Às vezes não levada a sério o suficiente, noutras ocasiões considerada “suave” ou deixada de lado, a diplomacia turística é um negócio altamente importante quando se trata das relações bilaterais entre dois países. Se utilizada de maneira holística, centrada nas pessoas e apoiada adequadamente, pode ser um fator decisivo para destinos turísticos e de serviços como Chipre, abrindo muitas outras áreas de cooperação.
A Polónia está a tornar-se um mercado importante para Chipre
Este é o caso da Polónia e de Chipre, que apesar da distância geográfica, têm-se aproximado cada vez mais, especialmente nos últimos cinco anos, numa direção comercial e financeira. Os investimentos estão a aumentar, a Polónia consome 70% do nosso halloumi e o turismo está a disparar. Os polacos estão a desfrutar da hospitalidade, cultura e sol da ilha de uma forma grandiosa. Como disse o Presidente da Polónia, Andrzej Duda, após conversações em Varsóvia com o Presidente Christodoulides, “eles sentem-se bem-vindos e seguros em Chipre, um país de história incrível”.
Mais de 300 mil polacos são esperados aqui durante a temporada de verão e Nicos Christodoulides estabeleceu uma meta realista, como ele chamou, de aumentar esse número para mais de meio milhão nos próximos anos. Com o Brexit a reduzir o número de turistas britânicos – embora Chipre continue a ser o principal destino turístico do Reino Unido – e os israelitas, segundo na lista, a regressar gradualmente, embora não com o mesmo ritmo devido à guerra em Gaza, a Polónia ocupará claramente o terceiro lugar em chegadas e, se a tendência continuar, poderá até subir para o segundo lugar.

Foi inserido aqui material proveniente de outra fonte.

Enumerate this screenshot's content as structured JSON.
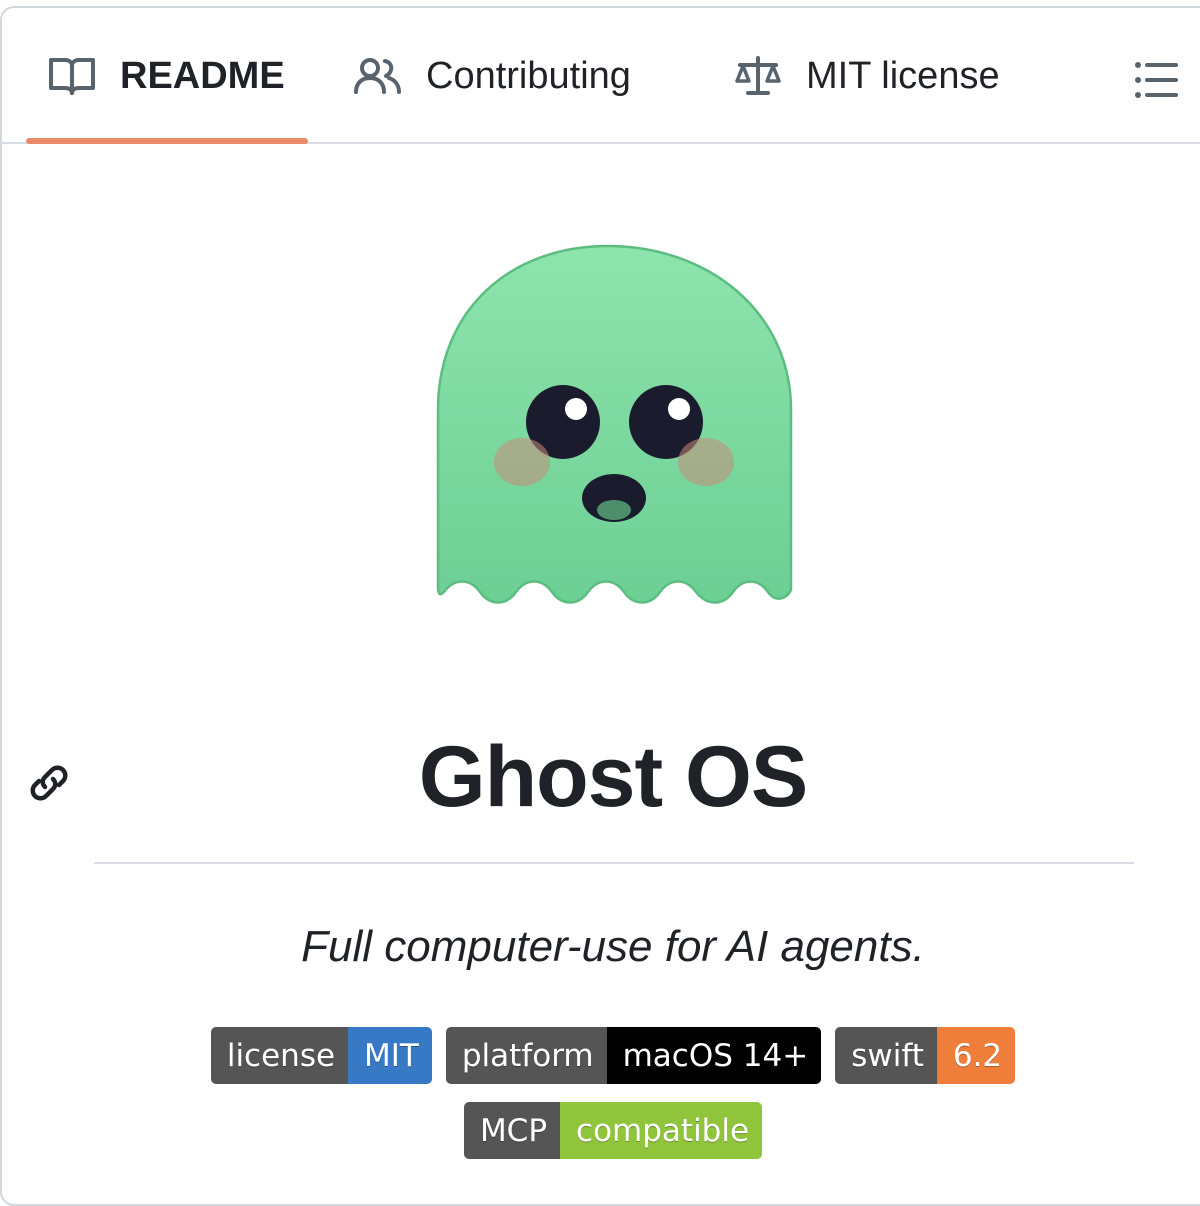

Além disso, grandes players comerciais polacos e pessoas da classe média alta estão a comprar propriedades na ilha e a estabelecer sedes de empresas em Chipre. Pode ser uma combinação de negócios e lazer, trazendo cada vez mais europeus orientais para as nossas costas.
A Polónia também tem a missão arqueológica mais antiga na ilha, baseada em Paphos, com especialistas, principalmente das universidades de Varsóvia e Cracóvia, recentemente adquirindo um edifício na cidade costeira para o seu trabalho, com a assistência das autoridades cipriotas, que aparentemente cortaram a burocracia.
Portanto, eles não apenas conhecem a nossa história, mas também a desenterraram. E adoram halloumi. Como uma fonte do governo polaco me disse: “dê-nos qualquer queijo e nós compraremos tudo”. Está tudo dito. Deixem os polacos entrar.